Data Science Boot Camp Spark Activity: Building a Linear Regression Classifier

1) Now we’ll use our old code as a basis to build a linear regression-based classifier, that will tell us whether a string is about religion or not. First, check out http://cmj4.web.rice.edu/DSDay2/Activity8Out.py. Take a look at this code. I have removed a bunch of the Activity 7 code, and I’ve added a couple of lines that attempt to map each 20,000-dimensional TF-IDF vector to a 1000-dimensional vector. The answer is at http://cmj4.web.rice.edu/DSDay2/Activity8Answer.py.

2) Now we add to this code to build the inverse Gram matrix. Check out http://cmj4.web.rice.edu/DSDay2/Activity9Out.py and the answer is at http://cmj4.web.rice.edu/DSDay2/Activity9Answer.py.  

3) Now we add to this code to build the 1000 regression parameters.
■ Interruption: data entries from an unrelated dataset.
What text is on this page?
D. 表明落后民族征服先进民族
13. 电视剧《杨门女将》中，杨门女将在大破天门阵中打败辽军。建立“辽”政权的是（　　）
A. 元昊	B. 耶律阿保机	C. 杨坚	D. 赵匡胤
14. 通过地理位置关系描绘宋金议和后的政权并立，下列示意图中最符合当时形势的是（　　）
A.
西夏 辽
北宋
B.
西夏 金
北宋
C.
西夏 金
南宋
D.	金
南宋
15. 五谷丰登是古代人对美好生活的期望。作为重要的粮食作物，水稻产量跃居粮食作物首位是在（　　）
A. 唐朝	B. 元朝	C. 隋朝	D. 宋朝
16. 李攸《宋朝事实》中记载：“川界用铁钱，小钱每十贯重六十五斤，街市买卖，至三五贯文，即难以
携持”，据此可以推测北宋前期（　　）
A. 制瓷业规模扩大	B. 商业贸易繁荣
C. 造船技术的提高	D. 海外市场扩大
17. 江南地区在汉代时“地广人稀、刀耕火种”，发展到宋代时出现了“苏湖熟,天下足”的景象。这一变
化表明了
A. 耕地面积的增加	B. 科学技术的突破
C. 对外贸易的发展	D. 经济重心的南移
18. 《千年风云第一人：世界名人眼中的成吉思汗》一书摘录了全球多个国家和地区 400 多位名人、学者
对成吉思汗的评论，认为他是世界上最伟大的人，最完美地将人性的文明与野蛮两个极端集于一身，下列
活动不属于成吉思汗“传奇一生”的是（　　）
Check out http://cmj4.web.rice.edu/DSDay2/Activity10Out.py and the answer is at http://cmj4.web.rice.edu/DSDay2/Activity10Answer.py.

4) Finally, look at http://cmj4.web.rice.edu/DSDay2/Activity11.py. There is no code for you to write here, but this file include the code that will actually use the regression parameters to perform a prediction. Try a few queries. Examples: getPrediction ("god jesus allah") and getPrediction ("I have a fish on the back of my car") and getPrediction ("I have a baby on board bumper sticker on the back of my car").